I have 2 gallons of Ultraseal & 4 gallons of Resinol 90C here in my shop. Both work very well, both are expensive. I've stabilized a few hundred pounds of different material with each and have a pretty extensive test log using labratory test methods. You will go through a lot of hoops to purchase 90C and they (Loctite-Henkel) do not sell by the quart or gallon. PM me if you decide to go down this path, I'll help where I can. If you have a lot to stabilize this is the way to go, if not, the economical route would be to find someone that offers this service.

Jim
 
So here is a silly question....Some of the stabilized blanks I see for sale here and in other places such as Ebay have been colored with the stabilizing mixture which I think is pretty cool. Are they adding color pigments/dyes, etc into the stabilizing solution?

Rick (mtgrizzly52)
 
It is solvent/oil dyes that are added to the resin. Not all solvent dye mix well with the resin. That would be a one step process. Aniline( a very generic term) dyes are water based and needs to be done in a two step process.
 
I've tried dying while stabilizing with a water + white glue solution, with plexitone + Solarlux, and plexitone + Transtint.

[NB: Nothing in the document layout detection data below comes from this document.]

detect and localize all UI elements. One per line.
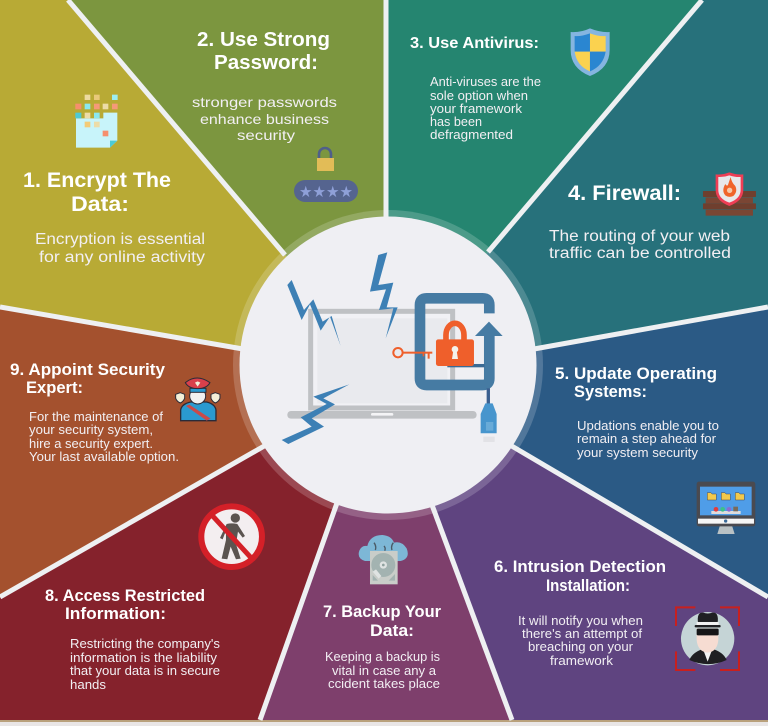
text: security expert body: hire a security expert. xyxy=(29,437,153,451)
heading: 8. Access Restricted Information: 8. Access Restricted xyxy=(45,587,205,605)
panel: 7 backup your data xyxy=(260,365,512,720)
text: antivirus body: your framework xyxy=(430,102,523,116)
icon: security officer xyxy=(176,378,220,421)
heading: 9. Appoint Security Expert: 9. Appoint Security xyxy=(10,361,166,379)
icon: no entry pedestrian sign xyxy=(201,506,262,567)
heading: 1. Encrypt The Data: Data: xyxy=(71,193,129,216)
text: password body: enhance business xyxy=(200,111,329,127)
text: encryption body: Encryption is essential xyxy=(35,231,205,248)
text: update body: remain a step ahead for xyxy=(577,432,716,446)
heading: 7. Backup Your Data: 7. Backup Your xyxy=(323,603,442,621)
heading: 6. Intrusion Detection Installation: Installation: xyxy=(546,577,630,595)
heading: 5. Update Operating Systems: Systems: xyxy=(574,383,647,401)
text: firewall body: The routing of your web xyxy=(549,228,730,245)
icon: padlock and password field: ★★★★ xyxy=(299,183,353,201)
icon: padlock and password field xyxy=(294,148,358,202)
text: update body: Updations enable you to xyxy=(577,419,719,433)
panel: 1 encrypt the data xyxy=(0,0,388,365)
heading: 6. Intrusion Detection Installation: 6. Intrusion Detection xyxy=(494,558,666,576)
central illustration: laptop under attack with lock xyxy=(282,252,503,444)
text: intrusion body: It will notify you when xyxy=(518,614,643,628)
bracket arrow xyxy=(420,298,503,385)
heading: 4. Firewall: 4. Firewall: xyxy=(568,182,681,205)
text: backup body xyxy=(325,650,440,691)
panel: 3 use antivirus xyxy=(386,0,702,365)
icon: shield xyxy=(571,28,610,76)
heading: 6. Intrusion Detection Installation xyxy=(494,558,666,595)
heading: 7. Backup Your Data: Data: xyxy=(370,622,414,640)
heading: 3. Use Antivirus: 3. Use Antivirus: xyxy=(410,35,539,52)
text: password body xyxy=(192,94,337,143)
text: intrusion body: framework xyxy=(550,654,614,668)
text: restricted body: Restricting the company's xyxy=(70,637,220,651)
text: update body: your system security xyxy=(577,446,699,460)
icon: desktop monitor xyxy=(697,482,755,534)
text: password body: security xyxy=(237,127,295,143)
text: backup body: vital in case any a xyxy=(332,664,436,678)
heading: 1. Encrypt The Data xyxy=(23,169,171,216)
panel: 2 use strong password xyxy=(68,0,388,365)
heading: 2. Use Strong Password: 2. Use Strong xyxy=(197,29,330,51)
text: intrusion body xyxy=(518,614,643,668)
icon: brick wall with shield xyxy=(703,172,756,216)
text: restricted body xyxy=(70,637,220,692)
text: update body xyxy=(577,419,719,460)
text: firewall body: traffic can be controlled xyxy=(549,245,731,262)
text: security expert body xyxy=(29,410,179,464)
heading: 5. Update Operating Systems xyxy=(555,365,717,401)
panel: 9 appoint security expert xyxy=(0,307,388,597)
text: antivirus body xyxy=(430,75,541,142)
ring around centre circle xyxy=(233,210,543,520)
text: antivirus body: has been xyxy=(430,115,482,129)
heading: 8. Access Restricted Information: Information: xyxy=(65,605,166,623)
centre circle xyxy=(240,216,536,514)
heading: 7. Backup Your Data xyxy=(323,603,442,640)
text: security expert body: your security system, xyxy=(29,423,153,437)
panel: 4 firewall xyxy=(388,0,768,365)
icon: cloud hard drive xyxy=(359,535,408,584)
icon: spy in target frame xyxy=(676,607,739,670)
panel: 6 intrusion detection installation xyxy=(388,365,768,720)
text: security expert body: Your last available option. xyxy=(29,450,179,464)
heading: 9. Appoint Security Expert xyxy=(10,361,166,397)
text: security expert body: For the maintenance of xyxy=(29,410,164,424)
text: intrusion body: there's an attempt of xyxy=(522,627,643,641)
usb cable xyxy=(481,388,497,442)
text: restricted body: hands xyxy=(70,678,106,692)
heading: 2. Use Strong Password: Password: xyxy=(214,52,318,74)
text: intrusion body: breaching on your xyxy=(528,640,633,654)
heading: 9. Appoint Security Expert: Expert: xyxy=(26,379,83,397)
text: antivirus body: defragmented xyxy=(430,128,513,142)
panel: 8 access restricted information xyxy=(0,365,388,720)
text: firewall body xyxy=(549,228,731,262)
heading: 8. Access Restricted Information xyxy=(45,587,205,623)
icon: encrypted document xyxy=(75,95,118,148)
laptop xyxy=(287,311,477,419)
text: password body: stronger passwords xyxy=(192,94,337,110)
text: backup body: ccident takes place xyxy=(328,677,440,691)
heading: 2. Use Strong Password xyxy=(197,29,330,74)
text: backup body: Keeping a backup is xyxy=(325,650,440,664)
padlock and key xyxy=(393,323,474,366)
text: antivirus body: sole option when xyxy=(430,89,528,103)
lightning bolts xyxy=(282,252,398,444)
panel: 5 update operating systems xyxy=(388,307,768,597)
heading: 1. Encrypt The Data: 1. Encrypt The xyxy=(23,169,171,192)
text: encryption body xyxy=(35,231,205,266)
text: restricted body: information is the liability xyxy=(70,651,218,665)
heading: 5. Update Operating Systems: 5. Update Operating xyxy=(555,365,717,383)
text: restricted body: that your data is in secure xyxy=(70,664,220,678)
text: encryption body: for any online activity xyxy=(39,249,205,266)
text: antivirus body: Anti-viruses are the xyxy=(430,75,541,89)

I got plexitone/ water+glue penetration full through the blank, but the colors were slight at best. Not the deep color all the way through you get from the pros... So, I'm looking at a topical dye like food coloring. That seems to be pretty slick.
 
I definitely agree with Curtis on this one. Although I do continue to use my own home brewed formula of Styrofoam and MEK, no pressure just a nice long period of soaking and pre-drilled pen blanks. Anything larger and I do apply a vacuum and seal off the vessel and leave it for a few days. So far everything is working great for me.

BTW, Resinol 90c is the very material used by the pro's, but they often have their own private and secret additives as well. Don't even bother to try and ask them what that is though as they will not even think of telling you! :wink:

That's the brew I would like to use. But finding styrofoam in large quantities is difficult. I won't pay the price for new stuff like shippers use. I'm searching for a free source, like companies that discard packing materials.